If you love buttery garlic-loaded shrimp scampi and warm spinach dip, then you’re going to love this! When I was making it, my son came downstairs and said, “It smells like an Italian restaurant in here!” You just can’t go wrong with any recipe that starts out with onions, garlic, butter, and shrimp can you?
Cooking the Shrimp
You can use any size of raw shrimp for this as long as it’s one pound, deveined and the tail is removed. The shrimp is only cooked for 1 minute per side because it will finish cooking in the oven. Overcooked shrimp is the worst so be careful!
Next, roughly chop the shrimp, make the easy cheese sauce and add the shrimp back to the pan. Mix, pour into a baking dish, and bake!
Serve with pita chips, mini melba toasts or a toasted baguette (my fave).
Shrimp Scampi Spinach Dip
This really is the perfect appetizer for Christmas or New Year’s and I hope it makes it onto your holiday tables this year. It is savory, cheesy, and the shrimp simply makes it special. I can’t wait to make it again for NYE when we have our annual appetizer feast!
Sponsored post for Lee’s Marketplace. Items on sale Dec 22-28: frozen shrimp, cream cheese, half-and-half, yellow onions, gruyere, butter, frozen spinach
More Christmas Recipes
Shrimp Scampi Spinach Dip
- 4 tablespoons butter
- 1/3 cup yellow or white onion, diced
- 1 lb raw shrimp, peeled, deveined, & tail removed
- 4 cloves garlic, minced
- 1 1/4 cups half and half
- 16 oz cream cheese, cubed
- 2 cups gruyere cheese, (see notes)
- 3/4 cup shredded parmesan, divided
- 1 tablespoon lemon pepper seasoning
- 1-2 tablespoons fresh lemon juice (1/2 lemon)

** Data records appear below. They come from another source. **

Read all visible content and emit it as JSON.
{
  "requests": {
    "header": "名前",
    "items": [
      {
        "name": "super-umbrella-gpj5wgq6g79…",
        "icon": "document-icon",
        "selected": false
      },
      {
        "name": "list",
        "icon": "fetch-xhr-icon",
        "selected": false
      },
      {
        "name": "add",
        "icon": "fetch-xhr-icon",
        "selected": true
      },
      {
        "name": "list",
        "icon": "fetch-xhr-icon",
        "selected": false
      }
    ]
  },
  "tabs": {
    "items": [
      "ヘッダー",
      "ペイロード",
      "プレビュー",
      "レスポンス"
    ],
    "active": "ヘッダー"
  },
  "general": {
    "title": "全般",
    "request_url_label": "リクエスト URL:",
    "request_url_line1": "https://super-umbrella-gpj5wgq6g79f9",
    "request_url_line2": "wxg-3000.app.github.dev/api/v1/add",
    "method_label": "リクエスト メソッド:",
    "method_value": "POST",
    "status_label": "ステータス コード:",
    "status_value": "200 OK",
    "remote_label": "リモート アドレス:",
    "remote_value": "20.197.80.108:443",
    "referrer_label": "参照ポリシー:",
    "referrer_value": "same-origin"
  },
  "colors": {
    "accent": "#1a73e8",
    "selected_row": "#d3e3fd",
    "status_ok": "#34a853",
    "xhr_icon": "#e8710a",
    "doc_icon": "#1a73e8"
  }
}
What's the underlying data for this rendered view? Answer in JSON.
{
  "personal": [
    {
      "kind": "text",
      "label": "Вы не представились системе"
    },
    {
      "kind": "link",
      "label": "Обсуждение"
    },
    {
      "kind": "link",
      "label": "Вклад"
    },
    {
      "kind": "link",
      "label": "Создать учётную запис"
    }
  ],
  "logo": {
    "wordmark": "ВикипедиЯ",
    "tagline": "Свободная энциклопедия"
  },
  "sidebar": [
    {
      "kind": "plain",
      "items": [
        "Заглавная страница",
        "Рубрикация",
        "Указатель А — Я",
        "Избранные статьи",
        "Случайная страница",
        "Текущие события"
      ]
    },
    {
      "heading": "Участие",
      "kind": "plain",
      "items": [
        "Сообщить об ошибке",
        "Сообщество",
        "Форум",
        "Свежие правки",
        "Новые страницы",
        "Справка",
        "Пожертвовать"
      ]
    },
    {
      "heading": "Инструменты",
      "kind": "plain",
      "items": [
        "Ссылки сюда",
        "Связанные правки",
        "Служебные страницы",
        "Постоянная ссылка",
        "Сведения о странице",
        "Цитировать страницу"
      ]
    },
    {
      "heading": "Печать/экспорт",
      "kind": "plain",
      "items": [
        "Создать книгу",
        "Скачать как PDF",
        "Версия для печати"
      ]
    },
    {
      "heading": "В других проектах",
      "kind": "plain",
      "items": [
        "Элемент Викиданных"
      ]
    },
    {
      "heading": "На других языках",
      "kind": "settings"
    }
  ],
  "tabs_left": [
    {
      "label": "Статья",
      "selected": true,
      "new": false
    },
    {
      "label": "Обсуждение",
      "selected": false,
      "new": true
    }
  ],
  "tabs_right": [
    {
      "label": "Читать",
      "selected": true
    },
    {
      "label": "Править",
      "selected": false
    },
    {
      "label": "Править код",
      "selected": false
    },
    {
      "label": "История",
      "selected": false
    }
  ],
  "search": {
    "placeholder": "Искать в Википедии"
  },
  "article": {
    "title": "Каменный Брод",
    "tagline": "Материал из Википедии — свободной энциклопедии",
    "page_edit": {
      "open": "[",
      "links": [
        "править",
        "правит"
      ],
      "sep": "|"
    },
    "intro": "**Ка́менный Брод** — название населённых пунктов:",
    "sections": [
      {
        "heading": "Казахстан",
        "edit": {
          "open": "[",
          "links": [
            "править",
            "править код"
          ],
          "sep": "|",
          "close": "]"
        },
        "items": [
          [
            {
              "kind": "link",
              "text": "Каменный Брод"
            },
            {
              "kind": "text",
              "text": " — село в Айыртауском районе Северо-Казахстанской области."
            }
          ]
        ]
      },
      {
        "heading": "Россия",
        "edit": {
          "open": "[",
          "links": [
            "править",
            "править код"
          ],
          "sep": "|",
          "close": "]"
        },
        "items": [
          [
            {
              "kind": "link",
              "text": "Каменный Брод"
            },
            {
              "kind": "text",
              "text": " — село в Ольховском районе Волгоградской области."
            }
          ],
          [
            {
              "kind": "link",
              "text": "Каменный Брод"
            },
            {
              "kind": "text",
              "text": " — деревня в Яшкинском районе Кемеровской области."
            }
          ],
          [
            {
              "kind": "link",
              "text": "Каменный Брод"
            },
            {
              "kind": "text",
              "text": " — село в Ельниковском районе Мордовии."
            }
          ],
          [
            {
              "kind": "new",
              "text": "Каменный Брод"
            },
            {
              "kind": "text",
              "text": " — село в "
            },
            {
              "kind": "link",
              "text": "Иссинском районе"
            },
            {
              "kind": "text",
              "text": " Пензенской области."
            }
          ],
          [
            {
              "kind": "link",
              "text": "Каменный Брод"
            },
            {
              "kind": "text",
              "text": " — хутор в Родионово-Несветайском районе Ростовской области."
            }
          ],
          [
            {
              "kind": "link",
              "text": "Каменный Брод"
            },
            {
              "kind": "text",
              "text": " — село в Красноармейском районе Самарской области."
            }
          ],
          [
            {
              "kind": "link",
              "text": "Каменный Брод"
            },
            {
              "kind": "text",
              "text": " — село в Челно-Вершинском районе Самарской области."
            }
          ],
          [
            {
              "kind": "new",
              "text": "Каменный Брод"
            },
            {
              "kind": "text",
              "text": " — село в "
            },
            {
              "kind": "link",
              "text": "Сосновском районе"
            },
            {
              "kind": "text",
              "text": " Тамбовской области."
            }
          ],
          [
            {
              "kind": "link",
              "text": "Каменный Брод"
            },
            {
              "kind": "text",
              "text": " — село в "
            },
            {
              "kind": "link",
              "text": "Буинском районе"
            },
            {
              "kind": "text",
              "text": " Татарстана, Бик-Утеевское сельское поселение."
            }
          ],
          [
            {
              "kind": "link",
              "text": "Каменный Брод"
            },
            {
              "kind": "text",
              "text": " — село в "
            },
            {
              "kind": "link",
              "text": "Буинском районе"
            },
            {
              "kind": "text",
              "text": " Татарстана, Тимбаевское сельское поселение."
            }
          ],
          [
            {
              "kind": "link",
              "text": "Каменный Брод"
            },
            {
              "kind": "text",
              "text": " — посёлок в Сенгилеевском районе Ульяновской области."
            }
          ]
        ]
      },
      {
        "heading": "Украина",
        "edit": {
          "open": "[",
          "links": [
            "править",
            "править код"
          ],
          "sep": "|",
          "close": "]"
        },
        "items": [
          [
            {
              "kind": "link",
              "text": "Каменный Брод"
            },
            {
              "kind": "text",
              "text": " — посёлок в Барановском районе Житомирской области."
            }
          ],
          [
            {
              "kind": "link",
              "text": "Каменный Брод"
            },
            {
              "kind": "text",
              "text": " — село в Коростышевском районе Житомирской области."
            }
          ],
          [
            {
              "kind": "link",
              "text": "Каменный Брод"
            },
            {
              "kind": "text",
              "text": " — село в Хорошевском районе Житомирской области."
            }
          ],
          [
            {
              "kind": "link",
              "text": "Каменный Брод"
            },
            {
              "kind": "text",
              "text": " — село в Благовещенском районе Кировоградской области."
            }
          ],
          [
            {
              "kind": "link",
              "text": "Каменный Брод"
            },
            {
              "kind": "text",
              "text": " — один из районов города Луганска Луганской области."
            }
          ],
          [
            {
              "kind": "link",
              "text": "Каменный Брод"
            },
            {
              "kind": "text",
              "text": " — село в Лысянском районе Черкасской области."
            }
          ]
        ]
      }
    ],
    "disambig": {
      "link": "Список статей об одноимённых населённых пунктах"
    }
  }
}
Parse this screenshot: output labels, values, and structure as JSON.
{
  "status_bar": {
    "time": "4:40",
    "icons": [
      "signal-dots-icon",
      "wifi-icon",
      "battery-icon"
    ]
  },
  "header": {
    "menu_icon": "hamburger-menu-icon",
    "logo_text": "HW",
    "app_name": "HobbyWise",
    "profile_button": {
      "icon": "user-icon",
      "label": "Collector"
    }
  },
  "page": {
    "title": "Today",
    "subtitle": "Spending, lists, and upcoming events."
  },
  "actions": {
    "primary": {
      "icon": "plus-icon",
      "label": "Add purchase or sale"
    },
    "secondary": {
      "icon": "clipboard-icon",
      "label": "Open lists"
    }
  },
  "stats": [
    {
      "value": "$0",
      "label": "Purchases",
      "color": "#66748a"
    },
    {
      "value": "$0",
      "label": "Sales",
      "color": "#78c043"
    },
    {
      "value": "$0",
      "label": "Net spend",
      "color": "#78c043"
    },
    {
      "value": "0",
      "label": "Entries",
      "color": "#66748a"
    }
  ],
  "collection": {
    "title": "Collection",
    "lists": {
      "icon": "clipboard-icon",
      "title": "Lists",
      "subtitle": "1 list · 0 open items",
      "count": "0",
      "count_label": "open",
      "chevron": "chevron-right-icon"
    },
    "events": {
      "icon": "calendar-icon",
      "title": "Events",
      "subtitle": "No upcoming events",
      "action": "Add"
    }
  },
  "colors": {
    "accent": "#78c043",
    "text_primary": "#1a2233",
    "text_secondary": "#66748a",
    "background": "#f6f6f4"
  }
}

- 10 oz frozen spinach, thawed and squeezed dry
- Preheat oven to 400° F. Prepare a 1.5-2 quart casserole dish by spraying with cooking spray.
- In a large skillet, add butter over medium-high heat. Once melted, add onion and cook until translucent. Add shrimp and cook for 1 minute per side. (Barely pink. They'll cook more in oven.)
- Reduce heat to low, remove shrimp and place on a cutting board. Roughly chop into smaller pieces.
- Add garlic to pan and cook, stirring often, for 1 minute. Increase heat to medium and add half and half, cream cheese, gruyere, 1/2 cup parmesan, lemon pepper seasoning, lemon juice and spinach. Stir until cheese is melted and everything is combined well. Add shrimp back to pan and stir in.
- Pour mixture into prepared dish and top with remaining 1/4 cup parmesan. Bake for 15-20 minutes or until bubbly and golden. (Broil for a couple minutes if it isn't as brown as you like on top.)
- Serve hot with sliced, toasted baguette or pita chips.
- Fontina or Monterey Jack cheese can be used in place of the gruyere.